The prediction results of each model for the exchange rate dataset are shown in
Figure 11 and
Appendix A,
Figure A7,
Figure A8,
Figure A9,
Figure A10,
Figure A11 and
Figure A12. Since the prediction results of the comparative models in this dataset, except for the DSA-Conv-LSTM model, are quite different from the prediction results of the CNN-DA-RGRU model proposed in this paper, only the actual values as well as the comparative prediction results of the DSA-Conv-LSTM and the CNN-DA-RGRU are given in
Figure 11. From the figure, it can be seen that the CNN-DA-RGRU model proposed in this paper outperforms DSA-Conv-LSTM when the prediction step size is between three and six steps, and the increase in the step size does not have much effect on the prediction performance of the model in this paper. In the case of multiple step lengths, the model in this paper still has good prediction performance. The reason why the prediction performance of the proposed model in this paper is not as good as that of the second-ranked DSA-Conv-LSTM model when the prediction step size is small is that, although the two models have the same performance in extracting spatial features and important correlation features, the two-phase attentional mechanism of the DSA-Conv-LSTM and the encoder–decoder structure of the LSTM layer make the prediction performance of the DSA-Conv-LSTM model better than that of the second-ranked DSA-Conv-LSTM model when the prediction step length is small.
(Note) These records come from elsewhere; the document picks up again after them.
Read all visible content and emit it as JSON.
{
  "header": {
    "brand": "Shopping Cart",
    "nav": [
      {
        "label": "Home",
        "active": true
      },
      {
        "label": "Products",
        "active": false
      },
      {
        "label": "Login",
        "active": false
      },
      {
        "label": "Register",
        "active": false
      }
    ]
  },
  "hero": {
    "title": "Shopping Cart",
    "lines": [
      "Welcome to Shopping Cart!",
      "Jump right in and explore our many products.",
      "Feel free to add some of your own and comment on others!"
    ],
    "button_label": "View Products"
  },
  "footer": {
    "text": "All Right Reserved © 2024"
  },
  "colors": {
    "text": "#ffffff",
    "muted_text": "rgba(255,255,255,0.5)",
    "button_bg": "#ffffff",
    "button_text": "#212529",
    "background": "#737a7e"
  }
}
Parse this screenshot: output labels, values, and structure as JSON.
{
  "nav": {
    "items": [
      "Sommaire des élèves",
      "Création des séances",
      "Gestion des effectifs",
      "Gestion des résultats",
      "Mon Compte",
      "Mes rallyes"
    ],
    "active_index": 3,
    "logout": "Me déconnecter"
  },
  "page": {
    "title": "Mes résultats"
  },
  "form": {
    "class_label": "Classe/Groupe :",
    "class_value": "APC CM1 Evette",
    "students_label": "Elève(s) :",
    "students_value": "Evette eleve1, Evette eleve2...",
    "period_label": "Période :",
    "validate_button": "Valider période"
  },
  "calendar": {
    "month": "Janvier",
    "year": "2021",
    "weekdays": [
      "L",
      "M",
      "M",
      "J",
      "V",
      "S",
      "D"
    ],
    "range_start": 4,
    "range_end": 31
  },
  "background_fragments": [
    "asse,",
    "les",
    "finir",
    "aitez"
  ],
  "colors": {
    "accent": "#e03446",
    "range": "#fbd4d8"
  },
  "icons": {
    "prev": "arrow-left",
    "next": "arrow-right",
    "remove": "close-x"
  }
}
The Conv-LSTM model outperforms the DSA-CONV-LSTM model when the prediction step size is small. However, when the prediction step size gradually increases, the prediction performance of DSA-Conv-LSTM starts to decline due to the accumulation of prediction errors. However, the CNN-DA-RGRU model in this paper deepens the number of network layers due to the presence of residual blocks and residual connections and at the same time reduces the accumulation of errors to a certain extent, which results in a slight decrease in the multi-step prediction performance.
In summary, the CNN-DA-RGRU model proposed in this paper can better extract the spatial relationship between variables in multivariate series, pay more attention to important features, reduce the network degradation problem caused by residual structure, and increase the path of information flow. The single-step and multi-step forecasting performance of this model on the SML2010 and exchange rate datasets is generally better than other time series forecasting models.